To the extent that battles can ever really rage between dorks lovingly obsessed with music recorded nearly 40 years ago, the battle over "Smile" does so. In addition to threads on discussion boards like the Smile Shop, Jeff Turrentine weighed in on Slate: "No band of touring musicians and singers, even one as talented as the group that backed up Wilson in 2000, will come close to capturing the magic that these kids from the ticky-tacky suburbs of Los Angeles were able to achieve in the studio [then]. To return to this now-mythic collection of songs is to gild the rarest, wildest lily in pop music. 'Smile' is dead; long live 'Smile.'"

Paul Williams disagrees. "If you are not imprisoned by your own or other people's expectations, [the old material] is just a jumping-off place for creative work," he says. "Brian is, on the face of it, completely free of any of the pressure that could have been on him over the years regarding 'Smile,' because -- just as for any other artist -- when he's doing something as a live show, he's free to do with it whatever comes to him and whatever works for the show right now. Of course, in doing that, he also gets to discover what the music is for him right now, and that directs him towards the freedom to [possibly] make a record out of it."

"Smile" and its story appeal to fans for many reasons. It is drama spread over nearly 40 years. The stakes are high: Somebody tried to achieve something momentous and didn't. One fears "Smile" because he fears failing at his own life's work. But that fear exists only for the same reason that "Smile" attracts him to begin with: Everything about it reeks of potential energy. One fantasizes of getting to the brink of achievement, but one is equally terrified of collapsing there, suddenly unable to do what had once been second nature. If people project notions of what a great album should be, then Brian Wilson becomes the avatar for it, one's own fortunes lashed to his journey. It's difficult not to root for him.

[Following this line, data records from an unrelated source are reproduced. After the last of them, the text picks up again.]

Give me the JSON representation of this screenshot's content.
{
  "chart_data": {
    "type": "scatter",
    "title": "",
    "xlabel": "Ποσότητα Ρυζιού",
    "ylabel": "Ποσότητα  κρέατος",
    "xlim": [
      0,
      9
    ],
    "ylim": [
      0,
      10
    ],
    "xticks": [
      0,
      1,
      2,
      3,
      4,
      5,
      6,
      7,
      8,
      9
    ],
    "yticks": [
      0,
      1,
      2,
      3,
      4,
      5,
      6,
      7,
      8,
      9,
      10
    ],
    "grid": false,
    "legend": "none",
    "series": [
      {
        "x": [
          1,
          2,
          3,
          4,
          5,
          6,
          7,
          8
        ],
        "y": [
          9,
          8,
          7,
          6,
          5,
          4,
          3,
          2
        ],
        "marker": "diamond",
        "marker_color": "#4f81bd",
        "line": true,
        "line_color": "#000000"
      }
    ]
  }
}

If "Smile" were to be released tomorrow, it would likely be a blip on the cultural radar. "Frankly," Paul Williams says, "I'm not sure what impact 'Sgt. Pepper' would have if it were released today, just because contexts change. 'Smile' was a project that was sincerely and earnestly the next step in a body of work. It was specifically the next step in a sequence that we'd heard as 'Pet Sounds' and 'Good Vibrations.' I think that it's inevitable that there will be a lot of good music in 'Smile' in whatever form it takes. Obviously, that doesn't guarantee sales, but I think it's just natural that it will be listened to respectfully by a lot of different people, most significantly musicians."

Yo La Tengo's Ira Kaplan owns an edition on colored vinyl. "Man, it's everything," raves Will Cullen Hart, founding member of the Wilson-devotee collective the Elephant 6 Recording Company and current leader of the Circulatory System. "Conceptually, the musical stuff [is amazing], the idea of the sections, each of them being a colorful world within itself. [Wilson's] stuff could be so cinematic and then he could just drop down to a toy piano going plink, plink, plink and then, when you least expect it, it can just fly back into a million gorgeous vocals. Of course, you've got Van Dyke Parks' lyrics..."

Williams observes, "It's ironic that we're talking about the [first] great album that never was at a time that the very form of the pop album is itself falling on hard times." While this is certainly true, the return of the single has also brought the return of the producer, with musicians such as Timbaland and the Neptunes entering the spotlight. Wilson is a precursor to them just as much as to today's indie rockers, working so successfully as he did (for a time) within the California scene's studio system, employing every modern tool at his disposal.

Ultimately, "Smile" is a patriotic album. The Beach Boys were a patriotic band. But "Smile" oozes with a different kind of patriotism, calling on American nostalgia the same way the Beatles employed music hall on "Sgt. Pepper." Despite celebrating an America that was great then and is, goshdarnit, great now, it points a ring-bejeweled finger toward a blissfully ethereal future with Uncle Sam as spirit guide. Profoundly uncynical, if "Smile" were to be released now with the attention it would have received in 1966, it might be deeply relevant as an album to rally behind for malcontent liberals accused of being America-haters for their beliefs.

Had it been completed in 1966 as planned, "Smile," the Beach Boys' legendary unreleased album, would have ended with a song titled "Surf's Up." It still might -- preferably one that weds Brian's 1966 transcendent solo vocal to backing tracks and an ending finished by Carl in 1971. The song crests gorgeously before swooping down to a lone Brian: "Surf's up, mmmmhmmmhmmm, aboard a tidal wave...," all the longing in the world -- of an individual, of a member of a family, of an American -- somehow evident in that middle "hmm." And then the Beach Boys are singing, all of them, absorbing Brian's lead in a levee-breaking swirl of harmony. If the opening to "Surfin' USA" posited the United States as a coast-to-coast ocean, then the ending to "Surf's Up" -- and "Smile" -- posits the wave that will make it so and pulls us out to sea with it.